State needs answers on gas prices

Guest Editorial
Michigan’s extraordinary gasoline price increase has garnered state officials’ attention. Instead of Gov. Rick Snyder or state Attorney General Bill Schuette, Democratic lawmakers are the ones who sounded the alarm.

It is disappointing that the state Legislature’s minority party is calling for an investigation into soaring gas prices. The demand should be bipartisan. In fact, Michigan’s Republican governor and attorney general shouldn’t have waited on lawmakers. Given the shocking increase at the pumps that confronted Michigan motorists this month, Schuette should have initiated the investigation and Snyder should have pledged his support.

Michigan’s average gasoline prices shot up to $4.10 per gallon, a sudden increase of at least 23 cents. The price jump was 47 cents more than the same time last year, according to AAA Michigan. Last week, pump prices rose to $4.29 per gallon.

The increases made our state’s gasoline prices the nation’s second-highest. Only Hawaii consumers pay more at the pump.

In a news conference Tuesday at the state capitol, Democratic legislators did what all state leaders should have a done: They demanded that the attorney general investigate the price spike.

The issue isn’t a partisan one.

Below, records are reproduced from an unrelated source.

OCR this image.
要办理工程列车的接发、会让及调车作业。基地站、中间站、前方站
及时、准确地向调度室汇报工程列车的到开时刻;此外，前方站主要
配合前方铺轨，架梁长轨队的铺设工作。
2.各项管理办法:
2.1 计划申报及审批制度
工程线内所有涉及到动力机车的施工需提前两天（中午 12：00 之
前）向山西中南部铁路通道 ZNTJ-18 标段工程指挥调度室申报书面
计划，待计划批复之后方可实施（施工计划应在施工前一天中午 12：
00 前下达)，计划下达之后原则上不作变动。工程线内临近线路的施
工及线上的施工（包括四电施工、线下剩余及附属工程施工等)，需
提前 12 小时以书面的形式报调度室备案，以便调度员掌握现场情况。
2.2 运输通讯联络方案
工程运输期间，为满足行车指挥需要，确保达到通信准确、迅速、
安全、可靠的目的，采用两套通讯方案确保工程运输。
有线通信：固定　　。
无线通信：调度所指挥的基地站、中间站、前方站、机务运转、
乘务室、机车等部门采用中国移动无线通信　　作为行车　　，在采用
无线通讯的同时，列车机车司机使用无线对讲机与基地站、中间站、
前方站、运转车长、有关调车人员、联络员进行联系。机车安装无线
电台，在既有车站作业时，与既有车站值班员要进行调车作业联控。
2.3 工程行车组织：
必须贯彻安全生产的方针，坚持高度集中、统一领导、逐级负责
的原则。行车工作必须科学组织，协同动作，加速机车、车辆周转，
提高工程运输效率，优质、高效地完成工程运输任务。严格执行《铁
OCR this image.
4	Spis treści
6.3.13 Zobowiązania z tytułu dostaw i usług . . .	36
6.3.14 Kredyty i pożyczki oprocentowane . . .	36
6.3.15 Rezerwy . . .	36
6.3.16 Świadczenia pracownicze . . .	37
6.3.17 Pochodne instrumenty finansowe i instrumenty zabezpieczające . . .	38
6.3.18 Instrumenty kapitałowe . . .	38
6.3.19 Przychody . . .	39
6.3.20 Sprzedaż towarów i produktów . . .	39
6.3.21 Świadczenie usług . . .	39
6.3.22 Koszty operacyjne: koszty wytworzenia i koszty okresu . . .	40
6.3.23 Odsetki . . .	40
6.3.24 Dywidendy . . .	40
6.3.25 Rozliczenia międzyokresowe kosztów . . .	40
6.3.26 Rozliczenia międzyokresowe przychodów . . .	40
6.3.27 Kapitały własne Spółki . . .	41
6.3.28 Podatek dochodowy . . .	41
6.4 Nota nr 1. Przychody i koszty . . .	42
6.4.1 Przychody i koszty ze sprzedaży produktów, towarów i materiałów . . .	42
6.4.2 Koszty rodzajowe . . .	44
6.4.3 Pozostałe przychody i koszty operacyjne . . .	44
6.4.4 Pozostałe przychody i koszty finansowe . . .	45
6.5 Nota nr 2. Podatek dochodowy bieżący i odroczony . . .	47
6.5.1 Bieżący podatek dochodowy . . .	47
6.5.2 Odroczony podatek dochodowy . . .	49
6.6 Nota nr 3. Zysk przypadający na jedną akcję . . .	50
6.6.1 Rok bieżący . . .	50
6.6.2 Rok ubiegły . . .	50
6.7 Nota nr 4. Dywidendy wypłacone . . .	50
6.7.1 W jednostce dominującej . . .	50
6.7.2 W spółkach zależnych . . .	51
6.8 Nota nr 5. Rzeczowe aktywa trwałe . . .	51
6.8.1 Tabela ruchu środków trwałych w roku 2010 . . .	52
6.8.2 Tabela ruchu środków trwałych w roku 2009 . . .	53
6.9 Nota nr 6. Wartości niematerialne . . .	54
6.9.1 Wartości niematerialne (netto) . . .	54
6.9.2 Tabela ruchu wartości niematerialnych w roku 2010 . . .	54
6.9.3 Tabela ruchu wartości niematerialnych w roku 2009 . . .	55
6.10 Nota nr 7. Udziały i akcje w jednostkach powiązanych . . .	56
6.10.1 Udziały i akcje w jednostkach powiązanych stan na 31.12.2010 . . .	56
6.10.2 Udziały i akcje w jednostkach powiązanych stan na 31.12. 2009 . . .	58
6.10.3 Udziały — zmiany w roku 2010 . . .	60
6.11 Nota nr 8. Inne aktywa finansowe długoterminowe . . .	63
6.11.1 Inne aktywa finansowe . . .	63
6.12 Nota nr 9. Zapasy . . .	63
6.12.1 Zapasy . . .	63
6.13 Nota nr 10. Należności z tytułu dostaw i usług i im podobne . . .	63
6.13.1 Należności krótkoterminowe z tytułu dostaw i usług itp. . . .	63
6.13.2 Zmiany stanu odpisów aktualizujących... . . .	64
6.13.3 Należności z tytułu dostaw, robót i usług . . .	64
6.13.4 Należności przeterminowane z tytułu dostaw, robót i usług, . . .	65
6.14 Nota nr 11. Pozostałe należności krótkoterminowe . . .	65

Michigan’s high gas prices affect any state motorist who shows up at the pump.

It’s not only the sudden price increase. It’s the lack of a credible explanation. Maintenance issues stopped production at two major facilities — the B.P. Whiting refinery in Whiting, Ind., and the Exxon Mobile refinery in Joliet, Ill. Consumers find it hard to believe that Michigan gasoline prices soared by the same percentage at the same time as a result.

Up to the Democrats’ call that he do something, Schuette has been conspicuously silent on the gas price escalation. The attorney general released the following statement:

“If consumers become aware of direct evidence of a conspiracy between companies, or have verifiable evidence of a retailer charging a price ‘grossly in excess of the price at which similar property or services are sold,’ they are encouraged to contact the Attorney General’s Consumer Protection Division at 1-877-765-8388 or file an online complaint at www.michigan.gov/ag.”

That’s pretty lame for the state’s top law enforcement officer — and for the majority of the state’s elected leaders.